What I’ve learned a lot about working on both sides of the B2B industry is growth and engagement. Growth is the highest goal for any business. We’re not talking about revenue and bookings, but growth as people and individuals within the organization, and I bring a lot of perspective on growth to Marketo.

DGR: What is your first order of business to accelerate this “fresh approach” Marketo looks to take when connecting with global enterprises?

Rowley: Knowing your customer is always number one. I am already — even before I joined — having conversations with customers to better understand how they are using Marketo, why they selected Marketo and what they need from Marketo — either from a platform scalability, user interface or product roadmap perspective.

One of the things we’re very focused on is how to provide value to the CMO. Why would the CMO log into Marketo? We’re laser focused on providing insight and analytics to the CMO when they log in, and it’s an area that we still need to work on. That comes from looking at our offering around analytics and marketing attributions and making decisions on build/buy/partner: are we going to build something, are we going to buy something or are we going to partner with someone?
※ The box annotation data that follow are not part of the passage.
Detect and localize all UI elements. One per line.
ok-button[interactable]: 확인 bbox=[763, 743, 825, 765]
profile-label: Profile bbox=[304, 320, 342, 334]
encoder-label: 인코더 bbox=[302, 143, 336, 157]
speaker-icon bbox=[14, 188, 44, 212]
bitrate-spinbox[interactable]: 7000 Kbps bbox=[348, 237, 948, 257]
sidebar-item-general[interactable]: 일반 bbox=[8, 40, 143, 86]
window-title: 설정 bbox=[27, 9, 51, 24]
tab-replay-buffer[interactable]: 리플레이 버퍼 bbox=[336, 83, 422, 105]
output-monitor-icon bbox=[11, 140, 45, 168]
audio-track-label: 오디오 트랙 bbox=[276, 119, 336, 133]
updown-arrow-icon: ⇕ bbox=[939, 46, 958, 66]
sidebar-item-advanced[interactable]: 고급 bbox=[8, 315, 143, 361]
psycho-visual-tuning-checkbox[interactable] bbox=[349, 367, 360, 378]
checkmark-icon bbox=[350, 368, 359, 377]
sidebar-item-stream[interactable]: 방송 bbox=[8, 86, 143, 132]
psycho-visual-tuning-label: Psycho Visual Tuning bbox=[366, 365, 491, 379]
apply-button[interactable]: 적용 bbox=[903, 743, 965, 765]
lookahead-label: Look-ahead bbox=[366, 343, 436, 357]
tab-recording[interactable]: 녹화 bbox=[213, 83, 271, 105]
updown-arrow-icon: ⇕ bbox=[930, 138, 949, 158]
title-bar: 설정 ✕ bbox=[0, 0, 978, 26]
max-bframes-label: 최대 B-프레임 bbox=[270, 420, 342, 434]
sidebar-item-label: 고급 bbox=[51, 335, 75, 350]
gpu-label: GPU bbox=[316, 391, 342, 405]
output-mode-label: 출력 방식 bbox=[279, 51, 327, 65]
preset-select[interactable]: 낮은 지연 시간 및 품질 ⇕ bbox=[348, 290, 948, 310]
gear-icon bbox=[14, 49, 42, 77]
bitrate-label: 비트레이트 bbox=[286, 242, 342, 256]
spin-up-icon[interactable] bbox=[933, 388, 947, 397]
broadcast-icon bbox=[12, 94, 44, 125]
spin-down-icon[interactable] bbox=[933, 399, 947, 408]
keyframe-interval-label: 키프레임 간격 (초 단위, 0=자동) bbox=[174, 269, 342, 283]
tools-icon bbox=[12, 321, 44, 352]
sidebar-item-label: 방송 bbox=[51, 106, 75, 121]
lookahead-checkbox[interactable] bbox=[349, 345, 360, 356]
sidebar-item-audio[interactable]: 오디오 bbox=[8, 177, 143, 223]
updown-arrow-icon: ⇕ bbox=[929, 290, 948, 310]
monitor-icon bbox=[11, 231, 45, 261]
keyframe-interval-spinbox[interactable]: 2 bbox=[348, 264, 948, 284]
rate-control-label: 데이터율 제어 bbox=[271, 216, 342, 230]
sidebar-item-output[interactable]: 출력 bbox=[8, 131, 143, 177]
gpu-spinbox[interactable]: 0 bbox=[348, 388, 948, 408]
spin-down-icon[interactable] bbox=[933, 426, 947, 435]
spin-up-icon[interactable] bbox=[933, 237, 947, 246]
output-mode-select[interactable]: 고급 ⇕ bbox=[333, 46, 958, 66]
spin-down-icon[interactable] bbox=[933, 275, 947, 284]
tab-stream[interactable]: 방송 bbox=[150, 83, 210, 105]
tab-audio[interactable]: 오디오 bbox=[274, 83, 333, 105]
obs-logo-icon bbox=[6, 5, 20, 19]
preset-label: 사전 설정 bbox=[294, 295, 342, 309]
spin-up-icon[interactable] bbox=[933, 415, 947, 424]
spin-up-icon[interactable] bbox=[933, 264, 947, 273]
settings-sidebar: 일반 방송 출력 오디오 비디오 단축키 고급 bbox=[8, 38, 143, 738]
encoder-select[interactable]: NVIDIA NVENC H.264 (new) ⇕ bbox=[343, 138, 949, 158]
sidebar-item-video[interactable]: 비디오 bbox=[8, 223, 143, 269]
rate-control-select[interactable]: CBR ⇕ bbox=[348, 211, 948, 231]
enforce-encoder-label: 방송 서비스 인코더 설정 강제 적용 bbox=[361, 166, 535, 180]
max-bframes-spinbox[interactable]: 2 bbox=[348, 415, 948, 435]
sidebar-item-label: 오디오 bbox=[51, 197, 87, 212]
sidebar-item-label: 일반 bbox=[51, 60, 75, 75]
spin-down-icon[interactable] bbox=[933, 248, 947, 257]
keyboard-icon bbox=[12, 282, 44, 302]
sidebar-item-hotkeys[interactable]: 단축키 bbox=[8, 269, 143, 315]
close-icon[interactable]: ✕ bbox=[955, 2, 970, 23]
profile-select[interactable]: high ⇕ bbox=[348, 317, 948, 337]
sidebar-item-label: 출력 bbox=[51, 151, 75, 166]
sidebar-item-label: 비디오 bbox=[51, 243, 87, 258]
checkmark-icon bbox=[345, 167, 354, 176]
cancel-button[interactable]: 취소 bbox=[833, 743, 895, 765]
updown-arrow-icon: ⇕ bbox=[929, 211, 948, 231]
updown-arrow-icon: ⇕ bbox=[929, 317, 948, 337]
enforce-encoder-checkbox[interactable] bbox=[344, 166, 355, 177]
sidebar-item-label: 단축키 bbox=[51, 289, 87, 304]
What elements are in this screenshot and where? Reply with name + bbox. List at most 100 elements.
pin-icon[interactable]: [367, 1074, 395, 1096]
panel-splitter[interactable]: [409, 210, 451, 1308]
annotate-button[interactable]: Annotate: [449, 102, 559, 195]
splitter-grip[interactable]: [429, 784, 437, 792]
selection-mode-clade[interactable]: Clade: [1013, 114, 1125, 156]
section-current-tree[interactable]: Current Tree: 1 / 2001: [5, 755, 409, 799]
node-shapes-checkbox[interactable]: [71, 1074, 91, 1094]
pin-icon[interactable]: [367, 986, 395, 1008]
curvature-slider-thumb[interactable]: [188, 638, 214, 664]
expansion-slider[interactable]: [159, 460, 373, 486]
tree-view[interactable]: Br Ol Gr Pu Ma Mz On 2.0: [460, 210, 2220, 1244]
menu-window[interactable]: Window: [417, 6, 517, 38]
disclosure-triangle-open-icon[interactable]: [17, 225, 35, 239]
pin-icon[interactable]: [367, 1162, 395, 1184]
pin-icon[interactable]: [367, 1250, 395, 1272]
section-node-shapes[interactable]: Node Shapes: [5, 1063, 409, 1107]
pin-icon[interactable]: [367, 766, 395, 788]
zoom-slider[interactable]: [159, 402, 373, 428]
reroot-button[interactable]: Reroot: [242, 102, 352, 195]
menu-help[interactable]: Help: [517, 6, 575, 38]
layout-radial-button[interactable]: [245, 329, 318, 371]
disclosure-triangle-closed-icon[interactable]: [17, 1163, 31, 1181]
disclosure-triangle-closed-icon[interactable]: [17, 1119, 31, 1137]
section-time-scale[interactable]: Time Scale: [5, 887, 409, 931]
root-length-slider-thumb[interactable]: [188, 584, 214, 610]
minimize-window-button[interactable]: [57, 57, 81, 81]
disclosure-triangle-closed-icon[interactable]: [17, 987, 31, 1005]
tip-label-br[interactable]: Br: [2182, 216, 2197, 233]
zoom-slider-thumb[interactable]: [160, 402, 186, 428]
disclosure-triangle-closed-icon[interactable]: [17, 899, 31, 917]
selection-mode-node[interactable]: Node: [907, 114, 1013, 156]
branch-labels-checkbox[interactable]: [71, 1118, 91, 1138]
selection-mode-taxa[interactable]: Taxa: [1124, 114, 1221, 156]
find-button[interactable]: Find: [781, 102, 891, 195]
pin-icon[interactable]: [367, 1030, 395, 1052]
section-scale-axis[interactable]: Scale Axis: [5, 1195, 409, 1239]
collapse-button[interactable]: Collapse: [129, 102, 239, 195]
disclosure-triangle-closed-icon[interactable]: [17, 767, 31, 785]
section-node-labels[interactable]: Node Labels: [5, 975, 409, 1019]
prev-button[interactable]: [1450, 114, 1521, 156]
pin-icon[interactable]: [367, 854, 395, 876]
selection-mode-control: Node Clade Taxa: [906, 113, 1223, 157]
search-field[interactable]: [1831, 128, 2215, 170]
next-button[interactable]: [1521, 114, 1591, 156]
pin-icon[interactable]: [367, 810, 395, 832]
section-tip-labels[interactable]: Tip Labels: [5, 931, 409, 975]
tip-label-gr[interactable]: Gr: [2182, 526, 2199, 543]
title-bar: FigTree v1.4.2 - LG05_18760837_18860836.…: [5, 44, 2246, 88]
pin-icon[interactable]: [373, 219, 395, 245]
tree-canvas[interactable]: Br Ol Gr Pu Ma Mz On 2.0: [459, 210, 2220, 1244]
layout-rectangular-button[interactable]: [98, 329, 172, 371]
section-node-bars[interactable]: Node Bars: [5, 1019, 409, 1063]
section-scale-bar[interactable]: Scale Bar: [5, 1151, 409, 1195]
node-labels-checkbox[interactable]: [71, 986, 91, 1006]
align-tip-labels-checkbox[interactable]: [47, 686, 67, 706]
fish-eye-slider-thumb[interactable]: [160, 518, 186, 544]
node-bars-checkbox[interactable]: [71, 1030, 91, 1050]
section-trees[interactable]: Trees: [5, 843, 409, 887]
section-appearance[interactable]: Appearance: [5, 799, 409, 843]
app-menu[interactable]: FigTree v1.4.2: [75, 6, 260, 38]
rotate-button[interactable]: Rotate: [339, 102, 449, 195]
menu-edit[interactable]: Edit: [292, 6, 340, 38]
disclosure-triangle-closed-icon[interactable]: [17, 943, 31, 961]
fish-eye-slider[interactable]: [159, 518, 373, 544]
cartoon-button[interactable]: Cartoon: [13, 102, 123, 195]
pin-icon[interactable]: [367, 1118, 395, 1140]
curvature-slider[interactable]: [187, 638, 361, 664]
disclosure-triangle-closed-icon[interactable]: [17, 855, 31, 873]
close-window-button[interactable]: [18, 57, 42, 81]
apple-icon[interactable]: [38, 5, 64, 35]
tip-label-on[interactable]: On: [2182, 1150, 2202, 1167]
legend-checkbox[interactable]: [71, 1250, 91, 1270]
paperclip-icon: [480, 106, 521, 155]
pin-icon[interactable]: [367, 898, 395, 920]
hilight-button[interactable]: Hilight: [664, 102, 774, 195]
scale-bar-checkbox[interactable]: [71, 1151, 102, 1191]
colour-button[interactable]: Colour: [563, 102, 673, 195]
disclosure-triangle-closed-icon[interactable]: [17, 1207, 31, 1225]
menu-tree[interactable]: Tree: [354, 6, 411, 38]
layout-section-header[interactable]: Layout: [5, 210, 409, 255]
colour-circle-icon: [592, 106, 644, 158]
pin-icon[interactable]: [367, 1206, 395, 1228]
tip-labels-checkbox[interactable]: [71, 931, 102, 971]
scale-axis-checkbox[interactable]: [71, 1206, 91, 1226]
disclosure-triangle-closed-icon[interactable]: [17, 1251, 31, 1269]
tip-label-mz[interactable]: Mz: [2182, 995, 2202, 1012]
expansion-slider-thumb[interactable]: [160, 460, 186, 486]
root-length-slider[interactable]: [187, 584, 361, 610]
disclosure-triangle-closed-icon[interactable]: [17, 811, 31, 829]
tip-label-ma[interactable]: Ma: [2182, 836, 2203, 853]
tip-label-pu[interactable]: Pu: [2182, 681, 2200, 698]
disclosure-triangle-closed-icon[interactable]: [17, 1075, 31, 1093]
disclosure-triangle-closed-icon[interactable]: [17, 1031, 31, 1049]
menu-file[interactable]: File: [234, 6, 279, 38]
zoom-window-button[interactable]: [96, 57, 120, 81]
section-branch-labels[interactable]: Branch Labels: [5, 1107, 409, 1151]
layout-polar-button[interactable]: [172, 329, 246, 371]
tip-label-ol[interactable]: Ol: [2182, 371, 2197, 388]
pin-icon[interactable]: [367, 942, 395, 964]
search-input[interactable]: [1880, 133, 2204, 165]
My focus is on delighting customers and doing amazing things with our employees, customers and partner ecosystem. I’m focused on delighting our customers, helping them drive growth and thinking about the amazing things we can do as an ecosystem. We really want to capture the mindshare of the CMO and the market share of the practitioner.

DGR: In a statement announcing your appointment, you mentioned that by 2020, “we’ll see a wave of chief marketing officers who lap sales in the revenue journey.” What needs to take place within B2B orgs for sales reps to get on the same page as their marketing colleagues?

Rowley: I’m saying marketing is lapping sales, but I’m not saying that’s the way it should be. Sales should not be conceding revenue to marketing. Sales is paid to drive revenue to the business. What I’m seeing is that sales are not evolving fast enough to sell the way customers want to buy.

This intermediation between buyer and seller is getting bigger because the seller isn’t delivering what the buyer needs, which is unique insight about their business. Buyers want to know how solution providers can impact their business outcomes. Buyers are going to the web to learn, find inspiration and gain insights. Marketing is in those channels and sales is not; and if they are, they are being salesy and not thinking through the lens of the customer and what they value.

When you look at this self-service, self-educating buyer, marketing supplies that insight for the buying journey, and is now starting to do that for the customer journey. Marketing is using the data to understand the buyer and customer and create a path by which that buyer/customer can come to the organization to solve their business problem.

I’m not saying sales should concede, but because sales aren’t adapting, marketing is picking up the slack. And we’re not at the point where marketing has that CMO dashboard they need. Marketo is looking to provide that dashboard so they can understand how to get approval for the budget they need to meet goals, as well as where (or what stage) to use that budget on. The CMO is becoming much more data driven, more savvy around making decisions based on driving meaningful results for their business.